O sentimento de culpa de Laure Marivain foi enorme, mas ela continua sua luta para obrigar a França e a União Europeia a adotarem uma legislação rigorosa contra os pesticidas importados nas flores. Os produtores do bloco não dispõem desses produtos no comércio.
Risco é maior para floristas do que agricultores
Um estudo científico belga demonstrou que os riscos de contaminação direta são mais importantes para floristas do que em agricultores. Porém, as pessoas que exercem essa atividade não estão informadas.
Diferentemente das frutas e legumes importados, não existe na União Europeia uma regulamentação que estabeleça limites máximos de resíduos para as flores, tampouco qualquer controle desses resíduos.
Atualmente, 85% das flores vendidas na França são produzidas no exterior, principalmente em países do leste da África e na Colômbia. “Essas flores são potencialmente assassinas e ninguém avisa nem os consumidores, nem os floristas, que são os primeiros a ficarem expostos”, lamenta Laure Marivain.
Atualmente, os pais de Emmy contestam na Justiça francesa o montante da indenização que receberam do Fundo de Indenização às Vítimas de Pesticidas. O advogado do casal, François Lafforgue, afirma que o organismo não levou em consideração o sofrimento que Emmy passou durante o enfrentamento da leucemia.
Segundo a associação Phytovictimes, o Estado francês reconheceu até agora cinco casos de crianças doentes que foram contaminadas pelos seus pais floristas.

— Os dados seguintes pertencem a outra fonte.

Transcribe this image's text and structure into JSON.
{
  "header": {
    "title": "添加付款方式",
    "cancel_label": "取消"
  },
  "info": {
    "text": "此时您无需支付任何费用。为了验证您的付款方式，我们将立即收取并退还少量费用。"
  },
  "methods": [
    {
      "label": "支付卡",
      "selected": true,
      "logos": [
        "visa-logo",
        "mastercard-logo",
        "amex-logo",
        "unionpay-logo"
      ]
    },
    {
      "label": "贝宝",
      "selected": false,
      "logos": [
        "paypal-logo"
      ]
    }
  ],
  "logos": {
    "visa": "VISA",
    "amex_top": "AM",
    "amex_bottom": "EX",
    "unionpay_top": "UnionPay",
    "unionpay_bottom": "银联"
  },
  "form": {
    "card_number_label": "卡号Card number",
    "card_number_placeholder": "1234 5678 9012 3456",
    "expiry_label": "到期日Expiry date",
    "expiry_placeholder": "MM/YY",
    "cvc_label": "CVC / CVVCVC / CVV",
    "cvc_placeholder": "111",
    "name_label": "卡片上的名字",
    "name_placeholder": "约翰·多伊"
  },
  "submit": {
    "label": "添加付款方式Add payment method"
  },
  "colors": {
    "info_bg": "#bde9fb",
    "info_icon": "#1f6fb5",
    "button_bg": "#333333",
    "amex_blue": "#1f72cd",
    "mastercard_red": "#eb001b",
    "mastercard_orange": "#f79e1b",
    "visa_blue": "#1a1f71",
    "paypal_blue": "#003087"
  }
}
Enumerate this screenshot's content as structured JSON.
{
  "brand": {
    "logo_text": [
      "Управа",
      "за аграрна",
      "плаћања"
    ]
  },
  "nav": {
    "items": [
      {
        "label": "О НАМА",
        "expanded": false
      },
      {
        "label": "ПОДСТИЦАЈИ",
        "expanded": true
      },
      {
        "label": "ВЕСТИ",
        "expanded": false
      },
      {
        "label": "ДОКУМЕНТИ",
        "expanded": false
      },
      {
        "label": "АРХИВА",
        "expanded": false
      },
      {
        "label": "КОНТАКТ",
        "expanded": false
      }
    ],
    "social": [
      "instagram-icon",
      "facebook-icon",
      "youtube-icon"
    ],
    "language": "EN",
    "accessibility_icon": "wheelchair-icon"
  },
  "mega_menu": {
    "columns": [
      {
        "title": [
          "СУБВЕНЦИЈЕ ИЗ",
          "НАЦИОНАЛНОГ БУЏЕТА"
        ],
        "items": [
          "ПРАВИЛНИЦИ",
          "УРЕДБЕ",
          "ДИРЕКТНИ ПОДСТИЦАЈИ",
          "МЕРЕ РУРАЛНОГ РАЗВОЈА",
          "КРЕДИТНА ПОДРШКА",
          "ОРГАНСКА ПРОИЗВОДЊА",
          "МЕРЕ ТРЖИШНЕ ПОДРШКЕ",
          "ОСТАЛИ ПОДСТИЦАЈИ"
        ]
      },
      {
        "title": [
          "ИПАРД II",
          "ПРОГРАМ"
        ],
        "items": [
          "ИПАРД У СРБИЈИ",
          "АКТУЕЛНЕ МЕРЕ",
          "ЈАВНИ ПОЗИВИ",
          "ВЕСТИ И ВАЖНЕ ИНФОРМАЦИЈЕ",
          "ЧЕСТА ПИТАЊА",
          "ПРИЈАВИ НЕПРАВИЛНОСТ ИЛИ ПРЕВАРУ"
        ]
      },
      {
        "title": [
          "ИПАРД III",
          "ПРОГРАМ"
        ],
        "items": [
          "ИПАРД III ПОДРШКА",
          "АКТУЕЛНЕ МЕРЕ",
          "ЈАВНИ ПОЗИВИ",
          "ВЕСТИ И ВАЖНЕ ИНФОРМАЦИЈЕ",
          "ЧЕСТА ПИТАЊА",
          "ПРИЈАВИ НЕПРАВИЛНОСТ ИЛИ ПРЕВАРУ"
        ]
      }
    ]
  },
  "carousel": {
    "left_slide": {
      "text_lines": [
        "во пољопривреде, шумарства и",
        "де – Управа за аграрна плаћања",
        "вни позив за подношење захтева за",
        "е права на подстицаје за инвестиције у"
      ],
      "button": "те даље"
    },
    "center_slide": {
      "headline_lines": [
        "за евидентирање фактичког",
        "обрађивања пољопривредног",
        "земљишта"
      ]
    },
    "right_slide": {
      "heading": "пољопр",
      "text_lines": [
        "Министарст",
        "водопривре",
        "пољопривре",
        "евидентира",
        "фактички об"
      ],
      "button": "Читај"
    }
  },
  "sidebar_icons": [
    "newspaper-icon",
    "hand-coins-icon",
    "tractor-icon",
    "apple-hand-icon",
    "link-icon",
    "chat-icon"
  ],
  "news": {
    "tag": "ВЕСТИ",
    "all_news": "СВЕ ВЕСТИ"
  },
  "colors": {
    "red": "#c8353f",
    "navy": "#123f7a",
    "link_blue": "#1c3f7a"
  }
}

Para as crianças expostas no útero pela atividade profissional dos pais, as famílias podem pedir indenização por doenças como tumor cerebral, leucemia, distúrbios de neurodesenvolvimento e autismo.
Porém, os especialistas estimam que, por falta de comunicação pública, o número de casos de crianças portadoras de doenças neonatais derivadas de contaminação por pesticidas é altamente subestimado.